Additionally, the parties eliminated LanzaTech’s right to terminate the merger if AMCI fails to enter into additional subscription agreements or non-redemption agreements prior to July 7, 2022 such that the amount equal to the PIPE investment amount plus the amount equal to the aggregate number of shares of AMCI’s class A common stock subject to non-redemption agreements multiplied by $10.00 plus the net proceeds from the AM SAFE to LanzaTech minus transaction expenses minus the acquiror transaction expenses minus any other amount with respect to which AMCI has liability for payment at the closing is less than the minimum acquiror closing cash amount.
In terms of the sponsor support agreement, the sponsor, AMCI and LanzaTech reduced the number of promote shares subject to forfeiture by the aggregate number of promote shares subject to transfer to any holder of AMCI Class A common stock subject to a non-redemption agreement.

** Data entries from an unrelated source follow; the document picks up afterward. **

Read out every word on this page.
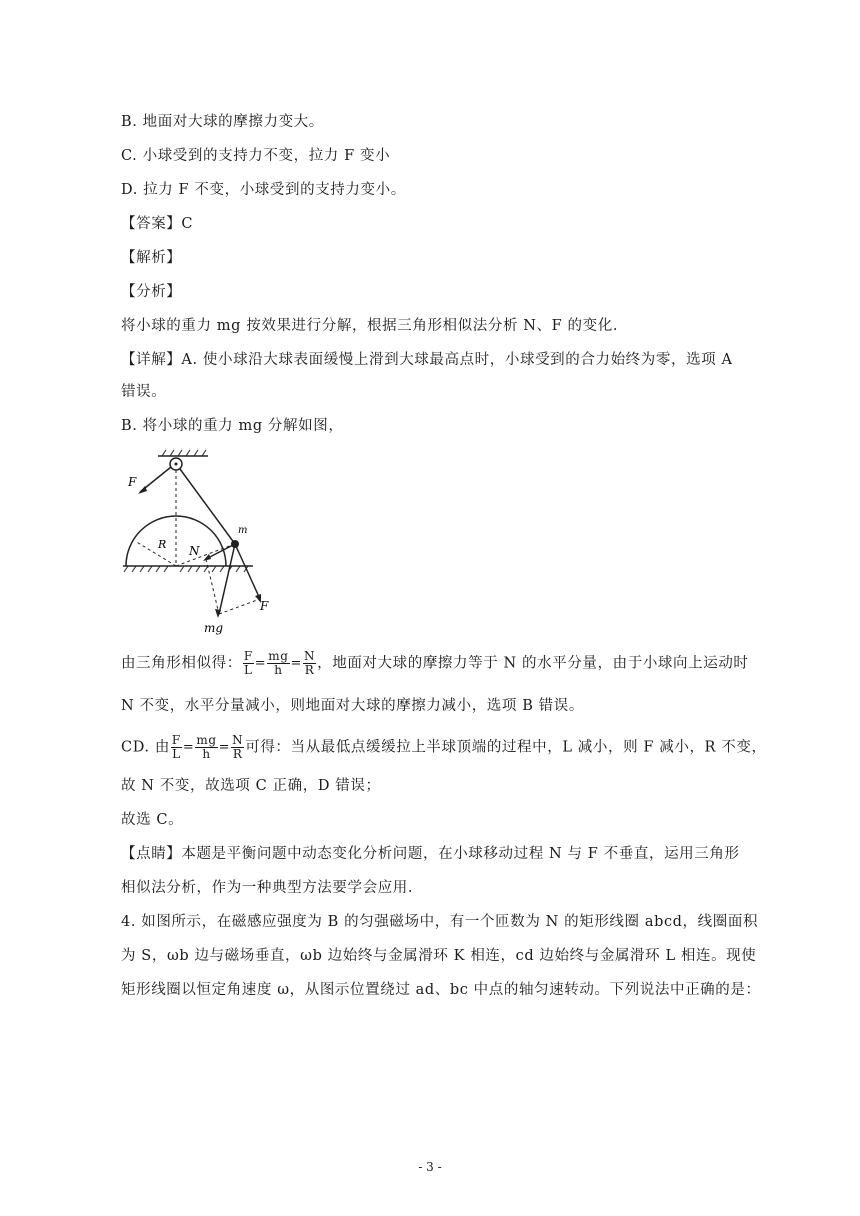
B. 地面对大球的摩擦力变大。
C. 小球受到的支持力不变，拉力 F 变小
D. 拉力 F 不变，小球受到的支持力变小。
【答案】C
【解析】
【分析】
将小球的重力 mg 按效果进行分解，根据三角形相似法分析 N、F 的变化.
【详解】A. 使小球沿大球表面缓慢上滑到大球最高点时，小球受到的合力始终为零，选项 A
错误。
B. 将小球的重力 mg 分解如图，
F
R
m
N
F
mg
由三角形相似得： $\frac{F}{L} = \frac{mg}{h} = \frac{N}{R}$ ，地面对大球的摩擦力等于 N 的水平分量，由于小球向上运动时
N 不变，水平分量减小，则地面对大球的摩擦力减小，选项 B 错误。
CD. 由 $\frac{F}{L} = \frac{mg}{h} = \frac{N}{R}$ 可得：当从最低点缓缓拉上半球顶端的过程中，L 减小，则 F 减小，R 不变，
故 N 不变，故选项 C 正确，D 错误；
故选 C。
【点睛】本题是平衡问题中动态变化分析问题，在小球移动过程 N 与 F 不垂直，运用三角形
相似法分析，作为一种典型方法要学会应用.
4. 如图所示，在磁感应强度为 B 的匀强磁场中，有一个匝数为 N 的矩形线圈 abcd，线圈面积
为 S，ωb 边与磁场垂直，ωb 边始终与金属滑环 K 相连，cd 边始终与金属滑环 L 相连。现使
矩形线圈以恒定角速度 ω，从图示位置绕过 ad、bc 中点的轴匀速转动。下列说法中正确的是：
- 3 -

Further, AMCI entered into an amendment with each PIPE investor to include an extension of the outside date of the applicable subscription agreement from December 7, 2022 to February 28, 2023.
Today’s amendments come a few months after the SPAC added a $50 million PIPE to the deal through Woodside Energy (ASX:WDS). The parties noted in an 8-K that, in addition to cementing this partnership, this move was part of an effort by both sides to fully cover the transaction’s original $250 million minimum cash condition with committed capital. AMCI II initially supplemented the deal with a $125 million PIPE at $10 per share which drew contributions from its sponsor as well as strategic investors ArcelorMittal (NYSE:MT), BASF (DE:BASF) and Shell (NYSE:SHEL), among others.
Around that time, AMCI also announced that Brookfield Renewable agreed to invest $500 million to construct and operate new LanzaTech projects that have achieved certain pre-agreed milestones. Following the initial investment, Brookfield disclosed that it could commit to making an additional $500 million available if sufficient projects are available at the agreed milestones.
The SPAC inked its $1.8 billion business combination with LanzaTech on March 8. The Chicago-based company is developing carbon-capture plants designed to provide a number of carbon negative outputs ranging from jet fuel to consumer packaging materials.